Lu Liangqun, Townsend Kevin A, Daigle Bernie J
Department of Biological Sciences, University of Memphis, Memphis, USA.
Department of Computer Science, University of Memphis, Memphis, USA.
BMC Bioinformatics. 2021 Feb 3;22(1):44. doi: 10.1186/s12859-020-03932-5.
Differential expression and feature selection analyses are essential steps for the development of accurate diagnostic/prognostic classifiers of complicated human diseases using transcriptomics data. These steps are particularly challenging due to the curse of dimensionality and the presence of technical and biological noise. A promising strategy for overcoming these challenges is the incorporation of pre-existing transcriptomics data in the identification of differentially expressed (DE) genes. This approach has the potential to improve the quality of selected genes, increase classification performance, and enhance biological interpretability.

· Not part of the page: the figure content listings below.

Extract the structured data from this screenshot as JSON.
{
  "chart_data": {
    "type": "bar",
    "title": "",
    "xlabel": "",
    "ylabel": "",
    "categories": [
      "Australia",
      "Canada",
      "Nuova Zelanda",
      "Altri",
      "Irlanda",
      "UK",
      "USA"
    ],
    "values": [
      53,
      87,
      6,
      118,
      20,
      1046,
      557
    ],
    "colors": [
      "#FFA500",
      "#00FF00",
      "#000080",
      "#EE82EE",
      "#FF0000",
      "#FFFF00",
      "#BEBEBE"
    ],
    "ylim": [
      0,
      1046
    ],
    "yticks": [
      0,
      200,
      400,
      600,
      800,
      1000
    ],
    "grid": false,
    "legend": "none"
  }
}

While a number of methods have been developed that use pre-existing data for differential expression analysis, existing methods do not leverage the identities of experimental conditions to create a robust metric for identifying DE genes.
In this study, we propose a novel differential expression and feature selection method-GEOlimma-which combines pre-existing microarray data from the Gene Expression Omnibus (GEO) with the widely-applied Limma method for differential expression analysis. We first quantify differential gene expression across 2481 pairwise comparisons from 602 curated GEO Datasets, and we convert differential expression frequencies to DE prior probabilities. Genes with high DE prior probabilities show enrichment in cell growth and death, signal transduction, and cancer-related biological pathways, while genes with low prior probabilities were enriched in sensory system pathways. We then applied GEOlimma to four differential expression comparisons within two human disease datasets and performed differential expression, feature selection, and supervised classification analyses. Our results suggest that use of GEOlimma provides greater experimental power to detect DE genes compared to Limma, due to its increased effective sample size. Furthermore, in a supervised classification analysis using GEOlimma as a feature selection method, we observed similar or better classification performance than Limma given small, noisy subsets of an asthma dataset.
Our results demonstrate that GEOlimma is a more effective method for differential gene expression and feature selection analyses compared to the standard Limma method. Due to its focus on gene-level differential expression, GEOlimma also has the potential to be applied to other high-throughput biological datasets.
差异表达分析和特征选择分析是利用转录组学数据开发复杂人类疾病准确诊断/预后分类器的关键步骤。由于维度诅咒以及技术和生物学噪声的存在,这些步骤极具挑战性。克服这些挑战的一种有前景的策略是在差异表达(DE)基因的识别中纳入已有的转录组学数据。这种方法有可能提高所选基因的质量、提升分类性能并增强生物学可解释性。虽然已经开发了许多使用已有数据进行差异表达分析的方法,但现有方法并未利用实验条件的特性来创建用于识别DE基因的稳健指标。
在本研究中,我们提出了一种新颖的差异表达和特征选择方法——GEOlimma,它将来自基因表达综合数据库(GEO)的已有微阵列数据与广泛应用的Limma方法相结合用于差异表达分析。我们首先对来自602个经过整理的GEO数据集的2481对比较中的基因差异表达进行量化,并将差异表达频率转换为DE先验概率。具有高DE先验概率的基因在细胞生长与死亡、信号转导以及癌症相关生物学途径中富集,而具有低先验概率的基因在感觉系统途径中富集。然后我们将GEOlimma应用于两个人类疾病数据集内的四个差异表达比较,并进行差异表达、特征选择和监督分类分析。我们的结果表明,与Limma相比,使用GEOlimma由于有效样本量增加,具有更强的检测DE基因的实验能力。此外,在使用GEOlimma作为特征选择方法的监督分类分析中,对于哮喘数据集的小的、有噪声的子集,我们观察到与Limma相似或更好的分类性能。
我们的结果表明,与标准的Limma方法相比,GEOlimma是一种用于差异基因表达和特征选择分析的更有效方法。由于其专注于基因水平的差异表达,GEOlimma也有潜力应用于其他高通量生物学数据集。